According to the patent filing, an electronic device — think iPhone, iPad, or Apple Watch — with one or more processors, memory, and a display, receives content associated with a designated area of the display, where the content is associated with a plurality of available display formats stored in the memory. The device determines a size of the designated area and determines a first display format for the content from the plurality of available display formats based on at least the content and the size of the designated area. It then displays a representation of the content according to the first display format.

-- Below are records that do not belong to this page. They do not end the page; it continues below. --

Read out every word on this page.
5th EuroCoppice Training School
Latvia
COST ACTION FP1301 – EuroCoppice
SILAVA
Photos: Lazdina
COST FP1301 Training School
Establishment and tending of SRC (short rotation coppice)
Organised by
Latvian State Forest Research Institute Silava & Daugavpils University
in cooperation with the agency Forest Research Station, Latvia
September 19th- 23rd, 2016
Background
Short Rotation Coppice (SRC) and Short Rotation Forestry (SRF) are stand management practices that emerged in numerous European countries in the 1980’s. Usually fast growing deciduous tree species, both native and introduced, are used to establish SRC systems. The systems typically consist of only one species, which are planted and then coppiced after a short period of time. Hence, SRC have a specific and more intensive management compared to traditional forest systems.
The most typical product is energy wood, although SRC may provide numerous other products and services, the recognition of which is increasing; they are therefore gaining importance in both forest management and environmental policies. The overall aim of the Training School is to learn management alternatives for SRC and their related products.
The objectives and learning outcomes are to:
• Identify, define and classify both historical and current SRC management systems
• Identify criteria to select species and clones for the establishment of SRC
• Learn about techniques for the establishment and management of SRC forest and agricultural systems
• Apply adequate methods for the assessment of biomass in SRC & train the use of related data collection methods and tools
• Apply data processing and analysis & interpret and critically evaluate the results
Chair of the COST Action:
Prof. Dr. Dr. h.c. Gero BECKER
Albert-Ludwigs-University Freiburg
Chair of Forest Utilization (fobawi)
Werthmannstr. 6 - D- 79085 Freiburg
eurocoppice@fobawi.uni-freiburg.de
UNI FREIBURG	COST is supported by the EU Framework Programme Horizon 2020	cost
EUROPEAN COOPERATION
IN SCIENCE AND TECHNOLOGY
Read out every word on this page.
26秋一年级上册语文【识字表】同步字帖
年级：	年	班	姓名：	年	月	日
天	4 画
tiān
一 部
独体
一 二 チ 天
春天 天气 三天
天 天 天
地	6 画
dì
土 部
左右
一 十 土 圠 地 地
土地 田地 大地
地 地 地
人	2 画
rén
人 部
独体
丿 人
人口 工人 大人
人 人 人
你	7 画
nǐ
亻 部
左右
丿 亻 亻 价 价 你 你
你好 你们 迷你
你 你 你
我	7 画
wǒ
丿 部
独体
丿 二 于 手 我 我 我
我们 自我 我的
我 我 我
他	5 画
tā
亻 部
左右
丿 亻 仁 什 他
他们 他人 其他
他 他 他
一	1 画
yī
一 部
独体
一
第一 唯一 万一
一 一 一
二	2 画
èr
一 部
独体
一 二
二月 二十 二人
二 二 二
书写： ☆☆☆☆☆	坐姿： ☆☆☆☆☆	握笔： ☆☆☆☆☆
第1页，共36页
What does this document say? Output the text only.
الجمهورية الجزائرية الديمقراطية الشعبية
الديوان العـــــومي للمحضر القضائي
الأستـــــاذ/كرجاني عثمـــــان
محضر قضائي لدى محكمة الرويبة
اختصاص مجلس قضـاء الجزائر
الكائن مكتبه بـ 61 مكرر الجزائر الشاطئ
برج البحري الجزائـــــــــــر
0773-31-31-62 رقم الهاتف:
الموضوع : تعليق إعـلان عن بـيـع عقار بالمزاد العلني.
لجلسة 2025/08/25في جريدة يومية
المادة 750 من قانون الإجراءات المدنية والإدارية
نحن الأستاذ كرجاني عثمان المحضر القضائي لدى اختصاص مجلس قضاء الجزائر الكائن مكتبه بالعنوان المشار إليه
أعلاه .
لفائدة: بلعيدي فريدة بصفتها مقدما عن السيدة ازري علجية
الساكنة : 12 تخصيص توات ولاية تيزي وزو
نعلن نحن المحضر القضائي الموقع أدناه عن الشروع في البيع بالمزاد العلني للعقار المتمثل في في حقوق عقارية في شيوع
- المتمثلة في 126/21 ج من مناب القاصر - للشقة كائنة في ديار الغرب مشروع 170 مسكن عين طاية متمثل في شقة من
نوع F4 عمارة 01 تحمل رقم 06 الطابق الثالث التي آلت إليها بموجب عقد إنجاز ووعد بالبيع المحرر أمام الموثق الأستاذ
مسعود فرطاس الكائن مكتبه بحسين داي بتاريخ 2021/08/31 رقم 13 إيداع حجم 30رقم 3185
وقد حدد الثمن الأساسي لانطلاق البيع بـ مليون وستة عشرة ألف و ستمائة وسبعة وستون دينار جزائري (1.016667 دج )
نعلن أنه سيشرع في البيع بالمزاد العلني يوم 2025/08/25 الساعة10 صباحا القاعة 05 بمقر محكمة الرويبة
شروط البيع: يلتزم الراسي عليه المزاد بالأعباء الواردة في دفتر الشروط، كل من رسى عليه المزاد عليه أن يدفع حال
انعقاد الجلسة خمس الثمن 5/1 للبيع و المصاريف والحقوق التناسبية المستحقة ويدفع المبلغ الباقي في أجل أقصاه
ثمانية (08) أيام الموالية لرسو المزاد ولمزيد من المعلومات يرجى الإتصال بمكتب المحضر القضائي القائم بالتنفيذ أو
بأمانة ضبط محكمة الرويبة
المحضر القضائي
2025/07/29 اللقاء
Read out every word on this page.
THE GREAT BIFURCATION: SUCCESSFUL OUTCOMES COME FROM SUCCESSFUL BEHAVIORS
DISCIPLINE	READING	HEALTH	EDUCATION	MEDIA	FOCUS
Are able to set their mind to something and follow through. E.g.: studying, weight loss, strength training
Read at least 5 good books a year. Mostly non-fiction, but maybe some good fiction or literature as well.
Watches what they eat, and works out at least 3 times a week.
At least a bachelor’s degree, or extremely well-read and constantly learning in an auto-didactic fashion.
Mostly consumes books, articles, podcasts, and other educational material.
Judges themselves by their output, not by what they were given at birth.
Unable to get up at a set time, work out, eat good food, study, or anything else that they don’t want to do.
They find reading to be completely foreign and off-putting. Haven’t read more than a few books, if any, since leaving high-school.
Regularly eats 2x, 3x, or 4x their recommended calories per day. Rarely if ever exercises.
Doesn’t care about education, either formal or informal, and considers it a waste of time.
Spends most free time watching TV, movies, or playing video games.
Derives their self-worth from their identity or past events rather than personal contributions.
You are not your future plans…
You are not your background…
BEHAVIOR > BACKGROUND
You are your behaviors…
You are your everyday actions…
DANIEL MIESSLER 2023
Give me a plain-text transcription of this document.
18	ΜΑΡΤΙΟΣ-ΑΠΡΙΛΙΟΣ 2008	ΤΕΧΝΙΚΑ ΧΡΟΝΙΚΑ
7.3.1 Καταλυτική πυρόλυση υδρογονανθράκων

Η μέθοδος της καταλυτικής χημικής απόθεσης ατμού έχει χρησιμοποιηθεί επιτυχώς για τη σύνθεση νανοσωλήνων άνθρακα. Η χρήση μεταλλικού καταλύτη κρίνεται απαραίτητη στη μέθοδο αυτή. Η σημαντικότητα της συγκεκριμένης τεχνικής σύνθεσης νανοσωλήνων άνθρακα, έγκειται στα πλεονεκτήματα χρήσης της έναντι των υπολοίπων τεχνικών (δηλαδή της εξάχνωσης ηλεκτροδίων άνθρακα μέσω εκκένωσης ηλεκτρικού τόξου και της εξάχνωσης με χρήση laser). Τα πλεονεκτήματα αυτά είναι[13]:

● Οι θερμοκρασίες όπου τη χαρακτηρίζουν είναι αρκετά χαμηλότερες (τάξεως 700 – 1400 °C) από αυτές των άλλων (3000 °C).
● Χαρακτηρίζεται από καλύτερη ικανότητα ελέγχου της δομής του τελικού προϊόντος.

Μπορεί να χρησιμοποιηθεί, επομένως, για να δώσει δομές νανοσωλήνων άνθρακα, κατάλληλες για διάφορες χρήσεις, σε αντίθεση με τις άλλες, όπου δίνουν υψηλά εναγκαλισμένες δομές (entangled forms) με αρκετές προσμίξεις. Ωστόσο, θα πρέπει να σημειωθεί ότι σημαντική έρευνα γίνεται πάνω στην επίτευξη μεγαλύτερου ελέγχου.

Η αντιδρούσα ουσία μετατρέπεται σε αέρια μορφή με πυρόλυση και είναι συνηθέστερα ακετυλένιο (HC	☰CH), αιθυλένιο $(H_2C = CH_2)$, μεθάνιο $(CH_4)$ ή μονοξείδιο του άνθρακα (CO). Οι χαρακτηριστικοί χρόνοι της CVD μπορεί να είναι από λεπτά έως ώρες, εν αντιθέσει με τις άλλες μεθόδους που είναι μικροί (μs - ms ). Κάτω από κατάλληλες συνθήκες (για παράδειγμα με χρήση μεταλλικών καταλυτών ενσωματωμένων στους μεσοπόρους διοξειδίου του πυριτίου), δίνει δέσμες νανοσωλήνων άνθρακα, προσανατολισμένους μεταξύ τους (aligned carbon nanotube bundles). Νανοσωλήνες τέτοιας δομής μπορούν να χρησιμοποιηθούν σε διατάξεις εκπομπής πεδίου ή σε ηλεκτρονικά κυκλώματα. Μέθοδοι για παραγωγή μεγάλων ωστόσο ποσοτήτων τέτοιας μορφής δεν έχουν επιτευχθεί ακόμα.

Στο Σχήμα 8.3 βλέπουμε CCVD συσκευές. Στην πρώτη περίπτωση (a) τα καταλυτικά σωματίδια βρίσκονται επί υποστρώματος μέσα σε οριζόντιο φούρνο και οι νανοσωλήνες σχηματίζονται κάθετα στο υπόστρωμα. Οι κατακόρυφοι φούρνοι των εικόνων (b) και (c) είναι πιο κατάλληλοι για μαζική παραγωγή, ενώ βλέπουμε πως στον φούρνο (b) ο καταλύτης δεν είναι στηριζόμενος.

In the patent filing, Apple notes that the display on many modern electronic devices — such as smartphones, tablet computers, watches, and the like — is often small, which makes it difficult to display significant amounts of content in a discernable, comprehensible, and aesthetically pleasing manner. Some techniques for displaying content on a reduced-size user interface using electronic devices, however, are generally inefficient.
For example, Apple notes that some existing techniques don’t accommodate different interface sizes. Existing techniques may fail to display key information (e.g., if the size of the content exceeds the size of the display area) or display content in a manner that is difficult to view, making it challenging for a user to interact with the device.
In addition, Apple says that modern devices may accommodate simultaneous display of content from multiple different sources (e.g., different applications), each with a different style, format, color, etc. The lack of a consistent general appearance can result in an interface that is distracting and makes it difficult for a user to process the displayed information. Apple wants to continue to change this.
Of course, Apple files for — and is granted — lots of patents by the U.S. Patent & Trademark Office. Many are for inventions that never see the light of day. However, you never can tell which ones will materialize in a real product.